J'ai beaucoup aimé le savoureux sabir franco-international pratiqué par ces Javanais, et la façon dont l'auteur malaxe la langue française, qu'elle soit pure ou argotique, pour la déchirer, l'exploser et la reconstruire de façon effrontée, vivifiante, et surtout magistrale. Quel pied !
Et bien que j'aie d'abord eu un peu de mal à m'adapter à cette Ile de Java, je n'avais plus envie de la quitter à la fin, et c'est le coeur égratigné et les larmes aux yeux que j'ai refermé ce livre. La faute à sa douceur, sa drôlerie, sa mélancolie, son exubérance, et sa dignité. Et aussi parce qu'il m'a fait penser à mon grand-père qui lui aussi, à Cracovie, faisait la queue à la soupe populaire en rêvant d'une autre vie, avant de s'en aller manger le pain des Français. Grâce à lui, je me sens un peu javanaise.

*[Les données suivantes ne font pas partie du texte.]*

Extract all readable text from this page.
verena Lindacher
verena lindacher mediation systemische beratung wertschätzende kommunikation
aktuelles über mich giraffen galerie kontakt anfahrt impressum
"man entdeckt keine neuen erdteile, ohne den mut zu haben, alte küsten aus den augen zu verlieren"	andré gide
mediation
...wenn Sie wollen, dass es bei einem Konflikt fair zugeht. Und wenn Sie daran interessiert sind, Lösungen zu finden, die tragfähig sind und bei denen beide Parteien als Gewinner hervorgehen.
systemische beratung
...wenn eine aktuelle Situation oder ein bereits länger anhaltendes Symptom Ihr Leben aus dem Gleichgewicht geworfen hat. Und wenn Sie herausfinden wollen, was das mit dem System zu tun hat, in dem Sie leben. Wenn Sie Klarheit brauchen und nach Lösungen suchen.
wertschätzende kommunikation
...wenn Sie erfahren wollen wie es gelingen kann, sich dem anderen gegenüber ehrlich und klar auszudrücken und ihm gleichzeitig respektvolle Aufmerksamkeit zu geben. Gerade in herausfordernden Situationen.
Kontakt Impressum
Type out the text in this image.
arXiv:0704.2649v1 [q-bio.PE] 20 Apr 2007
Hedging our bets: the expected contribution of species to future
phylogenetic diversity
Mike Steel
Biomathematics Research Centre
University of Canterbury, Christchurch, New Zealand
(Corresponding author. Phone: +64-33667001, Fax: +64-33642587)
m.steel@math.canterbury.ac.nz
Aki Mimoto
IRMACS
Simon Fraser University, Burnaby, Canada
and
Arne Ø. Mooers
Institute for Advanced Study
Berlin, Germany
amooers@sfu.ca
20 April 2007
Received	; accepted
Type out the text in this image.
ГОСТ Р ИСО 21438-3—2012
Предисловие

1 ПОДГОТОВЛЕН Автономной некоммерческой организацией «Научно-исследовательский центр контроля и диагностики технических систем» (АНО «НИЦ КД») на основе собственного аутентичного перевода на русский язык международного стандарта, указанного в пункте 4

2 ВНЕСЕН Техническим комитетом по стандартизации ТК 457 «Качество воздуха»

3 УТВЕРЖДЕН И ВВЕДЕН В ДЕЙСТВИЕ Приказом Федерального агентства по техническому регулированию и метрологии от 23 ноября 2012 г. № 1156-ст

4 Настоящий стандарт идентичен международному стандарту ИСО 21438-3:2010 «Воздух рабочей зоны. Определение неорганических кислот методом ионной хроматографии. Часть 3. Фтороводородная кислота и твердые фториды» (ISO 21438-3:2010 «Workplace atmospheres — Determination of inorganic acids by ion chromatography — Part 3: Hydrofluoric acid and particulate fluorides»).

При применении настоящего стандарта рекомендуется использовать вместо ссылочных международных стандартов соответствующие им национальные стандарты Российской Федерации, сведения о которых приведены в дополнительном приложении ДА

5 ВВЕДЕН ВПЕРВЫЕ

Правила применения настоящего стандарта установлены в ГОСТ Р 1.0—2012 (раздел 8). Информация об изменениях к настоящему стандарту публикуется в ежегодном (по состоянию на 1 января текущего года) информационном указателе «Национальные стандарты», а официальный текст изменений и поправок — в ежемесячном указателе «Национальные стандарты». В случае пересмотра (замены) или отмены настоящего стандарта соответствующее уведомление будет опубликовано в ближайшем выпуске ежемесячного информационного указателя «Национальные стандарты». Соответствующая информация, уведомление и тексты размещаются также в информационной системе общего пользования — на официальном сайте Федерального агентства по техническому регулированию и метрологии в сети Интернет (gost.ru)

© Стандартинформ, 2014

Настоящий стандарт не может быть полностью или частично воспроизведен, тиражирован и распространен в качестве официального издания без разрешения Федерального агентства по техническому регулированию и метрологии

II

Un grand merci à Croquignol qui, avec son beau billet, m'a donné envie de découvrir ce roman. Et je reprends en écho ses propos : "Mais qu'est-ce que vous foutez, les gars ? On peut pas laisser un tel brûlot prendre la poussière sur une étagère !"
Oh oui !, il est temps de redonner à ce livre le lustre qu'il mérite.